Consider the following function:
unsigned sum_evens (unsigned number) {
number &= ~1; // ~1 = 0xfffffffe (32-bit CPU)
unsigned result = 0;
while (number) {
result += number;
number -= 2;
}
return result;
}
Now, let's play the compiler game and try to compile this by hand. I'm going to assume you're using x86 because that's what most desktop computers use. (x86 is the instruction set for Intel compatible CPUs.)
Let's go through a simple (unoptimized) version of how this routine could look like when compiled:
sum_evens:
and edi, 0xfffffffe ;edi is where the first argument goes
xor eax, eax ;set register eax to 0
cmp edi, 0 ;compare number to 0
jz .done ;if edi = 0, jump to .done
.loop:
add eax, edi ;eax = eax + edi
sub edi, 2 ;edi = edi - 2
jnz .loop ;if edi != 0, go back to .loop
.done:
ret ;return (value in eax is returned to caller)

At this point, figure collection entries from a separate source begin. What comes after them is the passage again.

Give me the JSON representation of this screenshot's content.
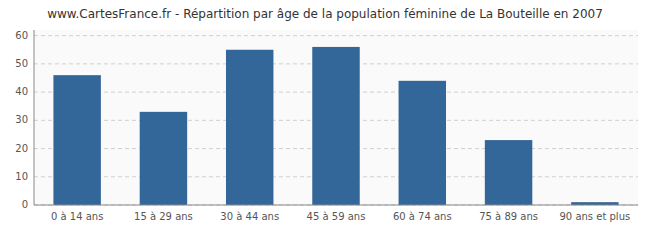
{
  "chart_data": {
    "type": "bar",
    "title": "www.CartesFrance.fr - Répartition par âge de la population féminine de La Bouteille en 2007",
    "categories": [
      "0 à 14 ans",
      "15 à 29 ans",
      "30 à 44 ans",
      "45 à 59 ans",
      "60 à 74 ans",
      "75 à 89 ans",
      "90 ans et plus"
    ],
    "values": [
      46,
      33,
      55,
      56,
      44,
      23,
      1
    ],
    "color": "#336699",
    "ylim": [
      0,
      62
    ],
    "yticks": [
      0,
      10,
      20,
      30,
      40,
      50,
      60
    ],
    "grid": true
  }
}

Now, as you can see, the constants in the code (0, 2, 1) actually show up as part of the CPU instructions! In fact, 1 doesn't show up at all; the compiler (in this case, just me) already calculates ~1 and uses the result in the code.
While you can take the address of a CPU instruction, it often makes no sense to take the address of a part of it (in x86 you sometimes can, but in many other CPUs you simply cannot do this at all), and code addresses are fundamentally different from data addresses (which is why you cannot treat a function pointer (a code address) as a regular pointer (a data address)). In some CPU architectures, code addresses and data addresses are completely incompatible (although this is not the case of x86 in the way most modern OSes use it).
Do notice that while (number) is equivalent to while (number != 0). That 0 doesn't show up in the compiled code at all! It's implied by the jnz instruction (jump if not zero). This is another reason why you cannot take the address of that 0 — it doesn't have one, it's literally nowhere.
I hope this makes it clearer for you.